Story by Robert Kirkman. Written by James Asmus. Drawn by Shawn Martinbrough and colored by Felix Serrano.
The first panel captions, “Free But Not Clear,” but two men could easily get themselves deeper and deeper in trouble. Conrad is persuaded back into the heist game. Why? Expert thief Conrad is paying back those who helped his son and is also satisfying his urge to steal (or getting back at ex Audrey and her lover, curator Donald). Meanwhile, Augustus somehow lost a duffel bag full of heroin then struggles to find money to placate some cartel guys.
Between the conflicts is a flashback taking place soon after Audrey’s brother’s death. She grieves for him and asks Conrad to end his thieving life. The scene sets the stakes of Conrad and Augustus’ activities.

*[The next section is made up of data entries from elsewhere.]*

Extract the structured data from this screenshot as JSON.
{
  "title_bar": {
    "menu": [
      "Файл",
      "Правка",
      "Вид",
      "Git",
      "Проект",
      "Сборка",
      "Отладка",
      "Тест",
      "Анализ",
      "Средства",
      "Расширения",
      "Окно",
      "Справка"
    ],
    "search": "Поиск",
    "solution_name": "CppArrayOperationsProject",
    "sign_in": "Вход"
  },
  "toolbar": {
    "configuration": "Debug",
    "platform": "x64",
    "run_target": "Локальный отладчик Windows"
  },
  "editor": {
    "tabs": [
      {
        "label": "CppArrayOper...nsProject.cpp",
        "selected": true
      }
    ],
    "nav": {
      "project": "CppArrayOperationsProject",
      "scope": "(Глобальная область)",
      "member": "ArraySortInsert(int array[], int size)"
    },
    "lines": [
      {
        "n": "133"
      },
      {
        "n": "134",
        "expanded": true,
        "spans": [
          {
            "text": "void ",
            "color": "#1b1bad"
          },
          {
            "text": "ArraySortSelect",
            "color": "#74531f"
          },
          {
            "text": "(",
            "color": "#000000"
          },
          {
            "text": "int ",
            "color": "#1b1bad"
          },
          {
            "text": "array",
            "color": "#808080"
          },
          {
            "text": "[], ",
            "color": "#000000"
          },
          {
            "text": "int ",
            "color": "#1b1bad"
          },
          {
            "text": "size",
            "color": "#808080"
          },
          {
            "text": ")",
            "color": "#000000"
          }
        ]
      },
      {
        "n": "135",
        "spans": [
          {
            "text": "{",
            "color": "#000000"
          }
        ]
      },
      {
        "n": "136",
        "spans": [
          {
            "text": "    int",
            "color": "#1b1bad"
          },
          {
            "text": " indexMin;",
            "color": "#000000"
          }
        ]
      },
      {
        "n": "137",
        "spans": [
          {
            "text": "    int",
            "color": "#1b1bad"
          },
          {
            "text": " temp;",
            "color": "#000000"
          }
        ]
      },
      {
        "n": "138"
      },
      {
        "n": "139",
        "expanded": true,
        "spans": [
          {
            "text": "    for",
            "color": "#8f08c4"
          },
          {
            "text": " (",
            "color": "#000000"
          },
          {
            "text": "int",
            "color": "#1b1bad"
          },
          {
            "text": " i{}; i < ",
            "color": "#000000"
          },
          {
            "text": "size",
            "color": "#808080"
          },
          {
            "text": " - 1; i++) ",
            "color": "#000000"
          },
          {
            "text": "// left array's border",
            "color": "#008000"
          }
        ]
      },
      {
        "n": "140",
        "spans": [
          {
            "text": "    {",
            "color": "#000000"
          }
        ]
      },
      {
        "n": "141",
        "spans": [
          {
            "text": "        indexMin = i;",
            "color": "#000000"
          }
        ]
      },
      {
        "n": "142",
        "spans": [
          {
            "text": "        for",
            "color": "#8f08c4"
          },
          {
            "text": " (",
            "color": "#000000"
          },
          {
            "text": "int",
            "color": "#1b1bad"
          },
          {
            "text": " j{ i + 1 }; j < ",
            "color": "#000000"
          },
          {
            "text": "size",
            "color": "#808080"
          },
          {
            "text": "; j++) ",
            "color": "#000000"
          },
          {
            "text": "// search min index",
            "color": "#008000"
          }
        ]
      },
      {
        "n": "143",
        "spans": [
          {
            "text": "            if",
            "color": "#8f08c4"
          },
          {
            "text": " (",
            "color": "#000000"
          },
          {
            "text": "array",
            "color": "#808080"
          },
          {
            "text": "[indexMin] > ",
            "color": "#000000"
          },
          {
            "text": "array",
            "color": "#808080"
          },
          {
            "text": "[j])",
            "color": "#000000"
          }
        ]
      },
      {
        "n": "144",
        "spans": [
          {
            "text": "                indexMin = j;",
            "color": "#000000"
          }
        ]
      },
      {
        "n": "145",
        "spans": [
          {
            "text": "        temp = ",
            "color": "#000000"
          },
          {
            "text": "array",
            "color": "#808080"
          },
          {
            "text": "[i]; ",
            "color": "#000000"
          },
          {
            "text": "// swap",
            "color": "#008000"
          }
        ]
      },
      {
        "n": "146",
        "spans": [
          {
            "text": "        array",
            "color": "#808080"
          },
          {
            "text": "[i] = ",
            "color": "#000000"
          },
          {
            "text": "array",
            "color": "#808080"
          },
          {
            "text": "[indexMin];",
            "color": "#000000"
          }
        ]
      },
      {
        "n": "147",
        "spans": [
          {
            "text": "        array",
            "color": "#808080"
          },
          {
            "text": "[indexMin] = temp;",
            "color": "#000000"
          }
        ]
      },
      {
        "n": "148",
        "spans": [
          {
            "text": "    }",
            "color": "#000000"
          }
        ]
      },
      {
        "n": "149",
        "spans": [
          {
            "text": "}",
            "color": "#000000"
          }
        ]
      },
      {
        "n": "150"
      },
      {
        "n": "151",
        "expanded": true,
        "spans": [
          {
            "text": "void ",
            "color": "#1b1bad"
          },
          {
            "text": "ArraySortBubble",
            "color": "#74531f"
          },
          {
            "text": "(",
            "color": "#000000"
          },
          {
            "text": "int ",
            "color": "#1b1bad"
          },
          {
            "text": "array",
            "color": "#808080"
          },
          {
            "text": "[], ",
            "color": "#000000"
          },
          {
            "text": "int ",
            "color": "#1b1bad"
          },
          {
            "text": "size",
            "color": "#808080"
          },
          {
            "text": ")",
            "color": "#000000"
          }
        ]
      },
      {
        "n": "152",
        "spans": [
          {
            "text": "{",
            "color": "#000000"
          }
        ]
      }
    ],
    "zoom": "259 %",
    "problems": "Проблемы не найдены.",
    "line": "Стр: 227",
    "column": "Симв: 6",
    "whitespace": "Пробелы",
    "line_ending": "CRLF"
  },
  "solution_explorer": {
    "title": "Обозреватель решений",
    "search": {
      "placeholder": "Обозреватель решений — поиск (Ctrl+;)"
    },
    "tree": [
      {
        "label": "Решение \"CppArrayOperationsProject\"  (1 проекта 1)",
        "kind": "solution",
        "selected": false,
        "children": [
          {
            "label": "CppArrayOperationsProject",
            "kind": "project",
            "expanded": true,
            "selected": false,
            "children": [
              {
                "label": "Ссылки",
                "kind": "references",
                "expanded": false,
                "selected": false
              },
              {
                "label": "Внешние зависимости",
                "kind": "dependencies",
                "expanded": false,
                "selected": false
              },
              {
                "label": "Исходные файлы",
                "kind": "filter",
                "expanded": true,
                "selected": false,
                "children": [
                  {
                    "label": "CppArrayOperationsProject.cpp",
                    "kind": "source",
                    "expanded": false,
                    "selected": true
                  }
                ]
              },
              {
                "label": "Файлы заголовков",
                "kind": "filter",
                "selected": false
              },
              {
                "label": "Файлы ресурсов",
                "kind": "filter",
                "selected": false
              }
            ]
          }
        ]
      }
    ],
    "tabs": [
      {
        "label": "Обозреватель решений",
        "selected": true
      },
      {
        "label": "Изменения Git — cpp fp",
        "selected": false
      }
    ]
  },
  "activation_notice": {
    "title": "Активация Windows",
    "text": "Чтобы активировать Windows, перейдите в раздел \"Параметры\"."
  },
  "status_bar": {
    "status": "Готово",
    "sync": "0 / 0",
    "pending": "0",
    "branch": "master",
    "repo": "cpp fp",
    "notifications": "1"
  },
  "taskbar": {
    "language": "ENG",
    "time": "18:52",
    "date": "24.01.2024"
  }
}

Under the hands of Martinbrough, hardly anyone’s ever out of a shadow and varied expressions on Conrad’s face make him more relatable than a standard-issue stoic. The art by Martinbrough and Serrano help make a point that while these people have lives and emote like normal people, there remains a nagging tension that goes with the life of crime.
Also, some scenes have a themed color to them: Conrad’s conversation with Celia has a blue bias, a scene with Augustus in his room has a green tint, and Conrad’s heist shifts from orange to green to red.
This is one of Image Comics’ top-selling titles not simply because of Kirkman, but of because of the work of the creative team as a whole. Three hooves out of four.